Publié le 19 février 2008 par Antigone

Tante Babette prit une profonde inspiration et plongea la main dans l’étal de salades fraîches disposées harmonieusement devant elle. Elle procédait toujours de cette manière, avec cette confiance absolue en sa chance. « Je vais prendre celle-ci », déclara-t-elle au marchand, sans jeter un regard sur l’heureuse élue, l’installant immédiatement au fond du panier en rotin, brun et usé, qui pendait à son bras.

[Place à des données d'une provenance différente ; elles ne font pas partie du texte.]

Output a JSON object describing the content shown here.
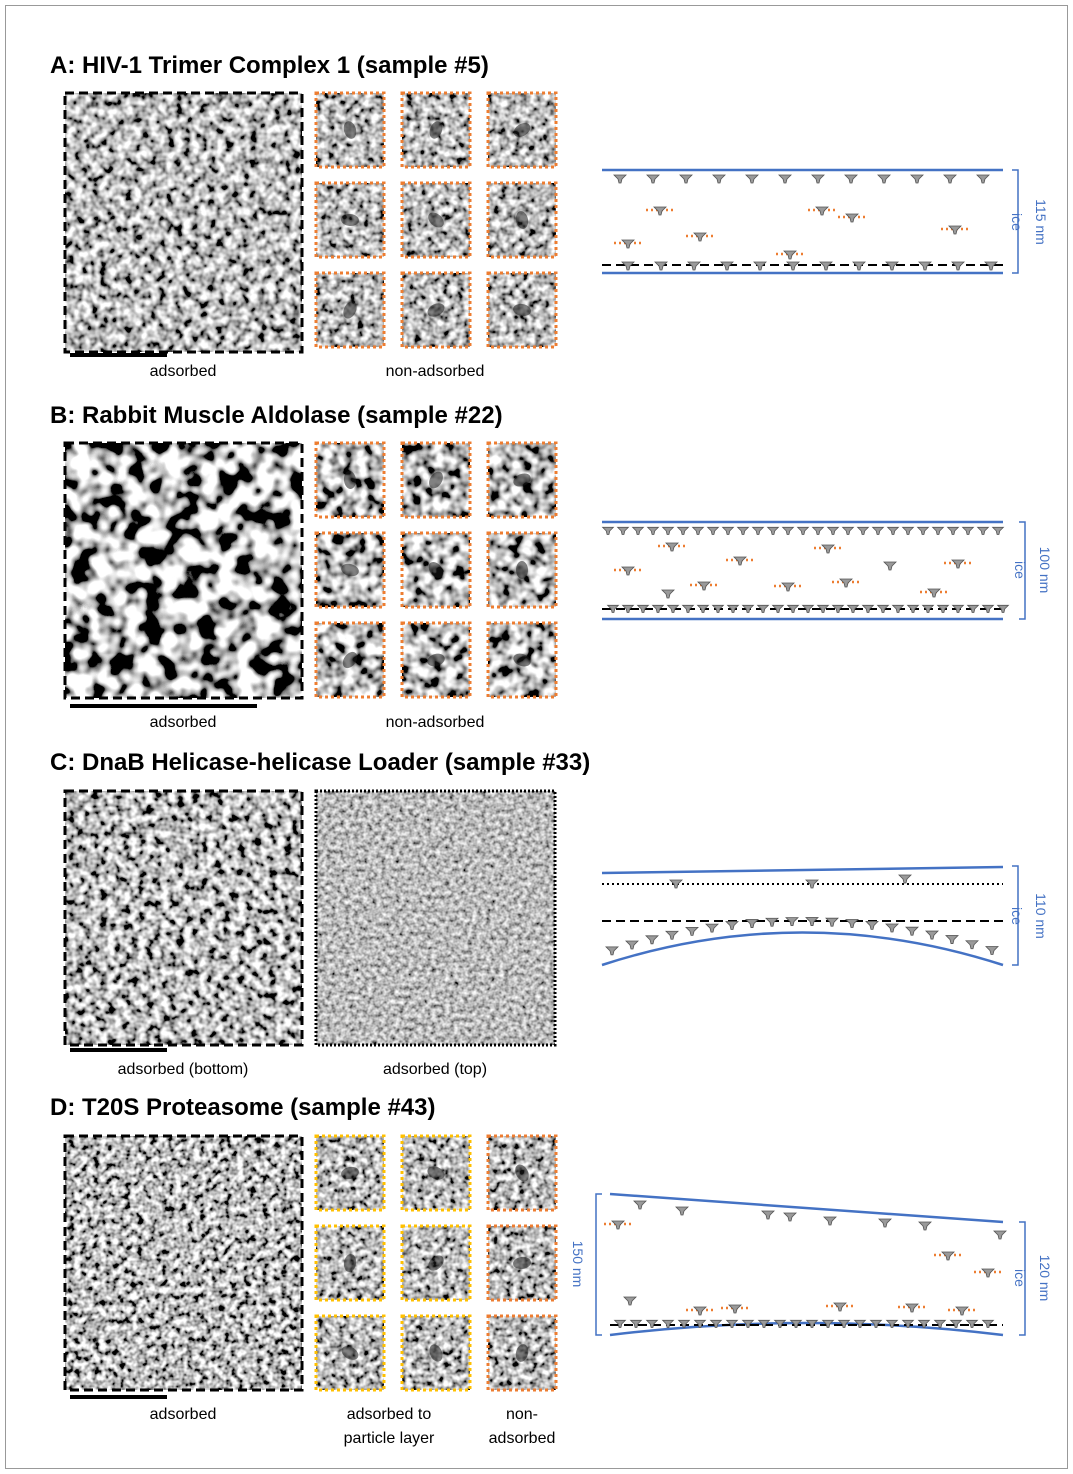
{
  "panels": [
    {
      "title": "A: HIV-1 Trimer Complex 1 (sample #5)",
      "captions": [
        [
          "adsorbed"
        ],
        [
          "non-adsorbed"
        ]
      ],
      "thickness": [
        "115 nm"
      ],
      "ice": "ice"
    },
    {
      "title": "B: Rabbit Muscle Aldolase (sample #22)",
      "captions": [
        [
          "adsorbed"
        ],
        [
          "non-adsorbed"
        ]
      ],
      "thickness": [
        "100 nm"
      ],
      "ice": "ice"
    },
    {
      "title": "C: DnaB Helicase-helicase Loader (sample #33)",
      "captions": [
        [
          "adsorbed (bottom)"
        ],
        [
          "adsorbed (top)"
        ]
      ],
      "thickness": [
        "110 nm"
      ],
      "ice": "ice"
    },
    {
      "title": "D: T20S Proteasome (sample #43)",
      "captions": [
        [
          "adsorbed"
        ],
        [
          "adsorbed to",
          "particle layer"
        ],
        [
          "non-",
          "adsorbed"
        ]
      ],
      "thickness": [
        "150 nm",
        "120 nm"
      ],
      "ice": "ice"
    }
  ]
}
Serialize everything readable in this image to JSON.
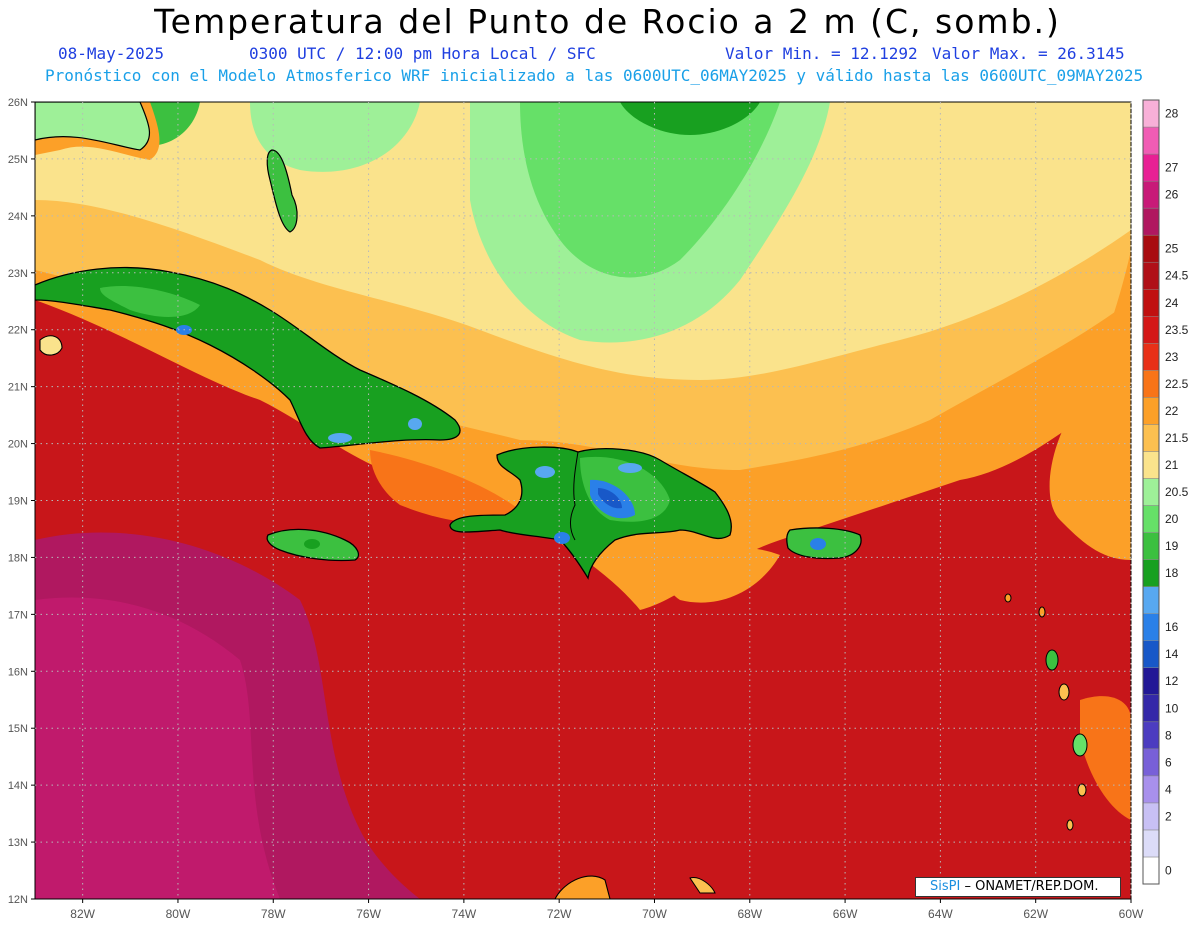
{
  "title": "Temperatura del Punto de Rocio a 2 m (C, somb.)",
  "subtitle": {
    "date": "08-May-2025",
    "time": "0300 UTC / 12:00 pm Hora Local / SFC",
    "min": "Valor Min. = 12.1292",
    "max": "Valor Max. = 26.3145"
  },
  "model_info": "Pronóstico con el Modelo Atmosferico WRF inicializado a las 0600UTC_06MAY2025 y válido hasta las  0600UTC_09MAY2025",
  "credit": {
    "brand": "SisPI",
    "text": "– ONAMET/REP.DOM."
  },
  "map": {
    "lon_range": [
      -83,
      -60
    ],
    "lat_range": [
      12,
      26
    ],
    "lon_ticks": [
      "82W",
      "80W",
      "78W",
      "76W",
      "74W",
      "72W",
      "70W",
      "68W",
      "66W",
      "64W",
      "62W",
      "60W"
    ],
    "lat_ticks": [
      "12N",
      "13N",
      "14N",
      "15N",
      "16N",
      "17N",
      "18N",
      "19N",
      "20N",
      "21N",
      "22N",
      "23N",
      "24N",
      "25N",
      "26N"
    ],
    "grid": true
  },
  "colorbar": {
    "levels": [
      {
        "label": "0",
        "color": "#ffffff"
      },
      {
        "label": "",
        "color": "#dcdcf8"
      },
      {
        "label": "2",
        "color": "#c8c0f4"
      },
      {
        "label": "4",
        "color": "#a890ec"
      },
      {
        "label": "6",
        "color": "#7860d8"
      },
      {
        "label": "8",
        "color": "#4c3cc0"
      },
      {
        "label": "10",
        "color": "#3428a8"
      },
      {
        "label": "12",
        "color": "#221896"
      },
      {
        "label": "14",
        "color": "#1858c8"
      },
      {
        "label": "16",
        "color": "#2a80e8"
      },
      {
        "label": "",
        "color": "#58a8f0"
      },
      {
        "label": "18",
        "color": "#18a020"
      },
      {
        "label": "19",
        "color": "#3cc040"
      },
      {
        "label": "20",
        "color": "#66e068"
      },
      {
        "label": "20.5",
        "color": "#9ef098"
      },
      {
        "label": "21",
        "color": "#fae38c"
      },
      {
        "label": "21.5",
        "color": "#fcc050"
      },
      {
        "label": "22",
        "color": "#fca028"
      },
      {
        "label": "22.5",
        "color": "#f87418"
      },
      {
        "label": "23",
        "color": "#e83018"
      },
      {
        "label": "23.5",
        "color": "#d41818"
      },
      {
        "label": "24",
        "color": "#c01010"
      },
      {
        "label": "24.5",
        "color": "#b01018"
      },
      {
        "label": "25",
        "color": "#a80c10"
      },
      {
        "label": "",
        "color": "#b01860"
      },
      {
        "label": "26",
        "color": "#c81a78"
      },
      {
        "label": "27",
        "color": "#e82094"
      },
      {
        "label": "",
        "color": "#f05cb4"
      },
      {
        "label": "28",
        "color": "#f8b0d8"
      }
    ]
  }
}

Tante Babette était un phénomène, un de ces personnages emblématiques du marché que nous parcourions en tous sens tous les mercredis matin, un mélange de douceur et d’extravagance auquel les commerçants s’étaient peu à peu habitués. Ils l’observaient tranquillement, un petit sourire au coin des lèvres, alors qu’elle fermait les yeux et pointait son doigt vers l’aliment choisi. Se doutaient-ils qu’elle ne se trompait jamais ?

J’allais chez Tante Babette, tous les mercredis, tandis que mes parents partaient travailler. Elle n’était en aucun cas ma « tante", enfin pas au sens strict du terme. Elle était simplement la voisine d’à côté, celle avec qui nous partagions un palier triste à la peinture verte, écaillée.

J’aimais l’odeur des coussins fleuris qui ornaient son canapé. Tandis que je finissais ma nuit en rêvassant, je l’apercevais par l’interstice de mes paupières légèrement fermées, marcher sans bruit dans son appartement aux volets tirés, faire son lit et préparer tranquillement sur la gazinière en bois notre petit déjeuner commun, au parfum de chocolat et de tartines grillées.

Chez tante Babette, il y avait des livres, partout, dans des états différents de dégradation. Parfois, je l’entendais râler doucement, un chiffon à la main, contre ce temps qui jaunissait le papier et faisait trembler les doigts. Puis, un grain de poussière lui chatouillait le nez, elle éternuait bruyamment, et nous partions toutes les deux d’un éclat de rire qui n’en finissait plus.

Sa salade bien calée au fond du panier, Tante Babette s’arrêta devant un étal sur lequel le mot « biscuits » , baigné d’une lumière jaune éblouissante, mêlée à une fine odeur de sucre brûlé, fit gargouiller mon ventre. Elle paraissait ravie. Depuis que je lui avais dit ce matin avoir gagné le premier prix de dissertation à l’école, je la sentais préoccupée.

« Choisie une madeleine ! », m’ordonna-t-elle. Je tendis mes doigts, pris un biscuit au goût exotique de fleur d’oranger, et aperçu son sourire coquin.

Ce n’est qu’en lisant Proust, quelques années plus tard, que je compris la portée de ce geste, incongru et délicat, qui lui ressemblait tant. Si je m’en souviens bien, il me semble même avoir un peu pleuré et retrouvé par magie, au fond de ma mémoire, pendant quelques secondes, l’odeur poussiéreuse et raffinée de son appartement douillet.